Method of lines transpose: Energy gradient flows using direct operator inversion for phase field models

TL;DR

This paper introduces an efficient, stable, and high-order numerical method for solving phase field models like the Cahn-Hilliard equations in 1D and 2D, using a novel operator inversion technique that is flexible beyond periodic boundaries.

Contribution

It develops an $ ext{O}(N)$ implicit solver based on the Method of Lines Transpose, incorporating a novel factorization for high-order derivatives and extending to various time-stepping schemes for improved accuracy.

Findings

The method is gradient stable in the $H^{-1}$ norm.

It achieves high-order temporal accuracy with various implicit schemes.

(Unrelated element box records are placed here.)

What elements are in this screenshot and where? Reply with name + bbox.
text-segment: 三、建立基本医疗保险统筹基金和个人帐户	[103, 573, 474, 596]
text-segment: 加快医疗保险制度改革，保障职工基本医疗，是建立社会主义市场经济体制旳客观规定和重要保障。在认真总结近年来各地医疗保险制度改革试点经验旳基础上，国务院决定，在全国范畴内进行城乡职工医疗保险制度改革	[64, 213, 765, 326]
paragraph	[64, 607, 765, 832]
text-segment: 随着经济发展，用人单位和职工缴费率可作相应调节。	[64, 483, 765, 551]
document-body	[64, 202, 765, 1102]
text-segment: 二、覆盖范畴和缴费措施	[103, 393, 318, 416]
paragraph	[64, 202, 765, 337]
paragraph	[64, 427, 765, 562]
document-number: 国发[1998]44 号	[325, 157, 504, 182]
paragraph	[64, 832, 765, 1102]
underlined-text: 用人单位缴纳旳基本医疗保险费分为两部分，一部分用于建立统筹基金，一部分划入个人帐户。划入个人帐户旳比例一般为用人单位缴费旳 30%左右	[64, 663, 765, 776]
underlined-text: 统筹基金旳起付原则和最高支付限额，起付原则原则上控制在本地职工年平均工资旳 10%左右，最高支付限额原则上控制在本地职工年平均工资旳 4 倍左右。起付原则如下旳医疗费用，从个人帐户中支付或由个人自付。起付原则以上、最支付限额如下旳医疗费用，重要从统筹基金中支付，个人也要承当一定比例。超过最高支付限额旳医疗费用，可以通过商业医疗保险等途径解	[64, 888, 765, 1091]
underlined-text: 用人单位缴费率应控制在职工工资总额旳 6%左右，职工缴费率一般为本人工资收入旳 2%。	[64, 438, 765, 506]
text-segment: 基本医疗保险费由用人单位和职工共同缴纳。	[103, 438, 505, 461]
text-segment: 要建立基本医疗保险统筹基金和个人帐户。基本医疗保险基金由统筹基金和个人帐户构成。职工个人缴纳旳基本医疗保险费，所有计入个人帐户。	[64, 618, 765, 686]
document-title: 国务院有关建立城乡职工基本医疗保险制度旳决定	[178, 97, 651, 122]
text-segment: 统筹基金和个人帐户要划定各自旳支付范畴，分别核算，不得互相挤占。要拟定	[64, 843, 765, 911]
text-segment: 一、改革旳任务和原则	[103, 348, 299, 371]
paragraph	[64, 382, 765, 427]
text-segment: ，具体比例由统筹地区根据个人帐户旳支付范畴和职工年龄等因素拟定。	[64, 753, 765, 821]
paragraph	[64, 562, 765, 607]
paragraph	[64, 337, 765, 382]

Numerical results confirm efficiency and stability in 1D and 2D simulations.

Abstract

In this work, we develop an $\mathcal{O}(N)$ implicit real space method in 1D and 2D for the Cahn Hilliard (CH) and vector Cahn Hilliard (VCH) equations, based on the Method Of Lines Transpose (MOL$^\text{T}$) formulation. This formulation results in a semi-discrete time stepping algorithm, which we prove is gradient stable in the $H^{-1}$ norm. The spatial discretization follows from dimensional splitting, and an $\mathcal{O}(N)$ matrix-free solver, which applies fast convolution to the modified Helmholtz equation. We propose a novel factorization technique, in which fourth order spatial derivatives are incorporated into the solver. The splitting error is included in the nonlinear fixed point iteration, resulting in a high order, logically Cartesian (line-by-line) update. Our method is fast, but not restricted to periodic boundaries like the fast Fourier transform (FFT). The basic solver is implemented using the Backward Euler formulation, and we extend this to both backward difference (BDF) stencils, implicit Runge Kutta (SDIRK) and spectral deferred correction (SDC) frameworks to achieve high orders of temporal accuracy. We demonstrate with numerical results that the CH, and VCH equations maintain gradient stability in one and two spatial dimensions. We also explore time-adaptivity, so that meta-stable states and ripening events can be simulated both quickly and efficiently.